Ben yine dünya çapında işimi ve ihracatımı yapıyorum. Hiç kimde benim önümde engel olamaz.
Roya Abidini konusuna gelelim. Roya Abidini bir güzellik salonu olan doktor. Botoks, dolgu vb kadınların ihtiyacı olan şeyleri yapan bir güzellik salonu olan ve gerçekten konularla uzaktan yakından alakası olmayan bir kadın. Bu kadını neden bu çamurun içine çekmeye çalıştılar anlamadım. Hadi ben Trump Towers’a poster astım. Cumhurbaşkanımız Recep Tayyip Erdoğan’la gezilere gittim. İş yapıyorum, bir anonim şirketim var. İnsan çalıştırıyorum.

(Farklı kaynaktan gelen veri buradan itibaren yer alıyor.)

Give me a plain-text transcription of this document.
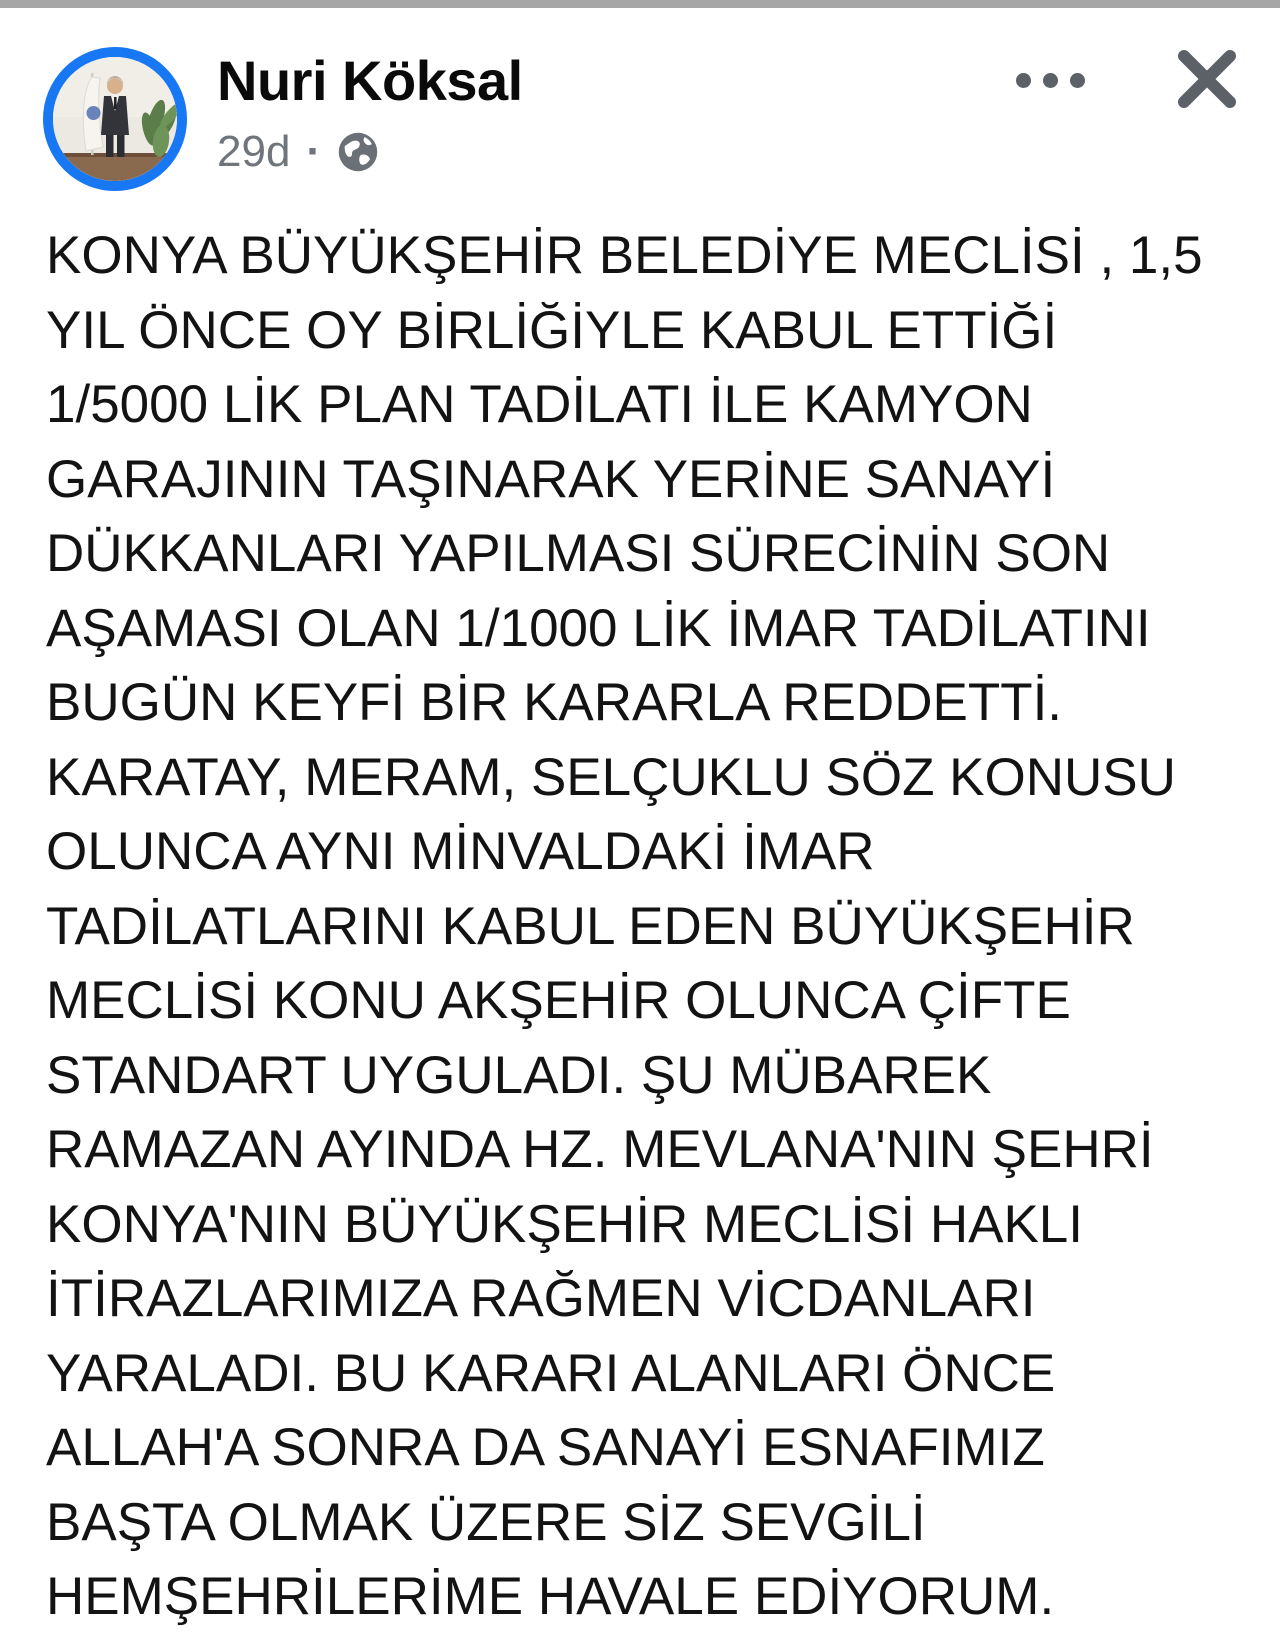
Nuri Köksal
29d ·
KONYA BÜYÜKŞEHİR BELEDİYE MECLİSİ , 1,5
YIL ÖNCE OY BİRLİĞİYLE KABUL ETTİĞİ
1/5000 LİK PLAN TADİLATI İLE KAMYON
GARAJININ TAŞINARAK YERİNE SANAYİ
DÜKKANLARI YAPILMASI SÜRECİNİN SON
AŞAMASI OLAN 1/1000 LİK İMAR TADİLATINI
BUGÜN KEYFİ BİR KARARLA REDDETTİ.
KARATAY, MERAM, SELÇUKLU SÖZ KONUSU
OLUNCA AYNI MİNVALDAKİ İMAR
TADİLATLARINI KABUL EDEN BÜYÜKŞEHİR
MECLİSİ KONU AKŞEHİR OLUNCA ÇİFTE
STANDART UYGULADI. ŞU MÜBAREK
RAMAZAN AYINDA HZ. MEVLANA'NIN ŞEHRİ
KONYA'NIN BÜYÜKŞEHİR MECLİSİ HAKLI
İTİRAZLARIMIZA RAĞMEN VİCDANLARI
YARALADI. BU KARARI ALANLARI ÖNCE
ALLAH'A SONRA DA SANAYİ ESNAFIMIZ
BAŞTA OLMAK ÜZERE SİZ SEVGİLİ
HEMŞEHRİLERİME HAVALE EDİYORUM.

Benle uğraşmalarını anlıyorum da Roya Abidini, İranlı, kendi halinde, çocuklarına bakmaya çalışan, gerçekten de sınırlı geliri olan bir bayan. Yani anlamış değilim. Bunu da ilerleyen günlerde anlarız, nasıl bir amaçları var. Ya da yeni bir kadını öldürmek istiyorlar. Ya da hayatını karartmaya çalışıyorlar. Başka bir açıklama bulamıyorum.

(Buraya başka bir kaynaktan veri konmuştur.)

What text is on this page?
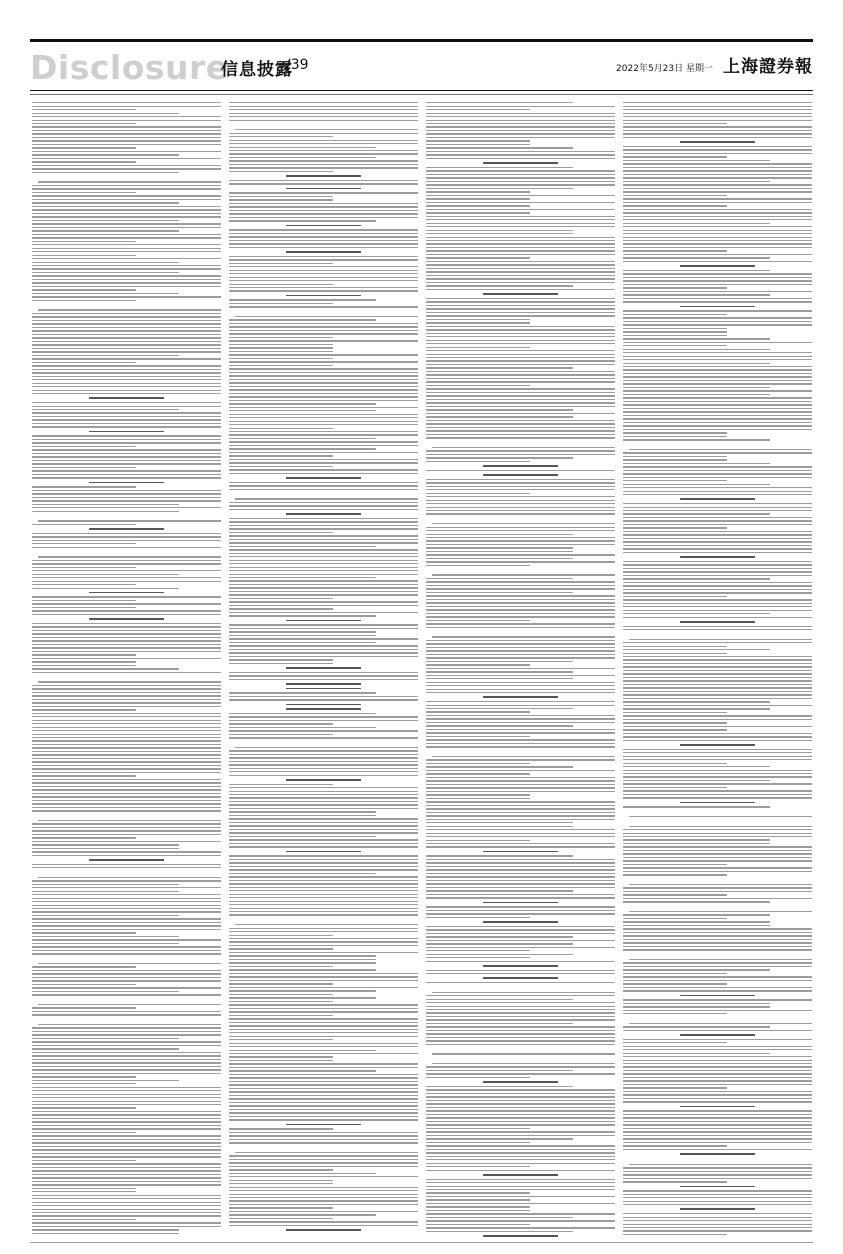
Disclosure
信息披露
/39	2022年5月23日 星期一 上海證券報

‘KENDİSİ MÜPTEZEL BOTOKSLU SEDAT’

Sevgili gençler Sedat Peker’e bu dakikadan sonra kendi ağzından konuşmaya başlayacağım. Kendisi müptezel botokslu Sedat. Müptezel olduğunu uyuşturucu kullanan arkadaşlar çok net anlıyordur. Göz bebeğinden anlıyorum ben onun. Eskiden hatırlıyor musunuz Sedat Peker’in, yani sizi hatırlamanız tabi ki imkansız da kırk yaş üstü arkadaşlar çok rahat hatırlarlar. Adamları vardı, kendini bütün gün, 24 saat videoya çektirirdi. Çekerdi kafayı, tuhaf tuhaf danslar, o zaman uyuşturucu kullandığı daha bir belliydi. Şimdi biraz ağırlaşmış. Karısı tabi onu frenliyor biraz, aile babası ayakları. Tabii biraz daha müptezelliği, uyuşturucu-esrar çeken arkadaşlar böyle ekranda görünce çok net anlarlar.